The existence of those documents in themselves is a clear violation of the US Supreme Court’s 1963 Brady policy, whichrequires that prosecutors provide defendants in criminal cases with all evidence in their possession that might conceivably help exonerate a defendant.
Whatever the future holds, this case is not going away, and Abu-Jamal and his defense team are headed, finally, to a Pennsylvania superior court hearing on Judge Tucker’s ruling granting Abu-Jamal the right to challenge the earlier rejection of his PCRA hearing findings by Pennsylvania’s higher appellate courts.
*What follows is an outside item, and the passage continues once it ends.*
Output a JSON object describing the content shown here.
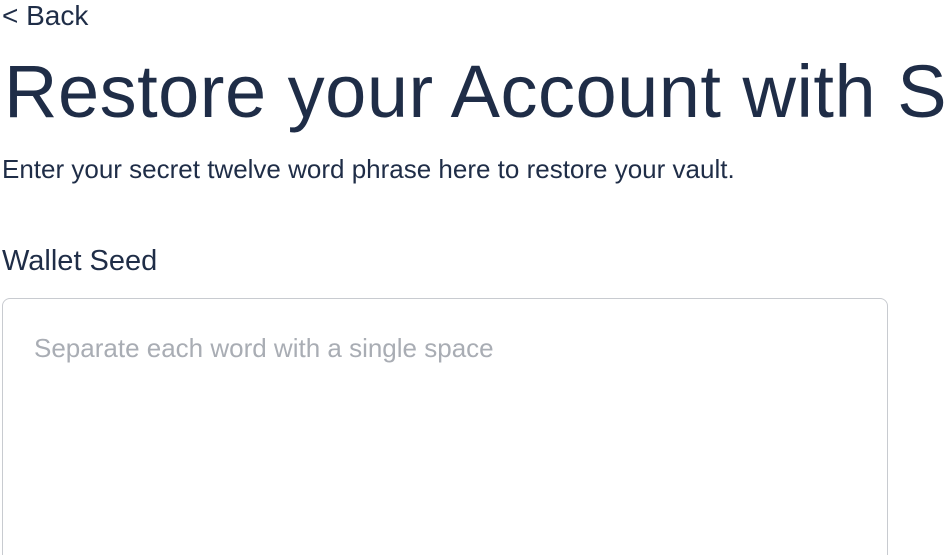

Beyond that, should the appeal for reconsideration of his four rejected PCRA’s and for the chance to have a further PCRA hearing on the new evidence that could challenge his conviction be rejected, he could — though over the years the Congress and the US Supreme Court have made it increasingly difficult — have an opportunity to bring his case back into federal court with a second habeas petition.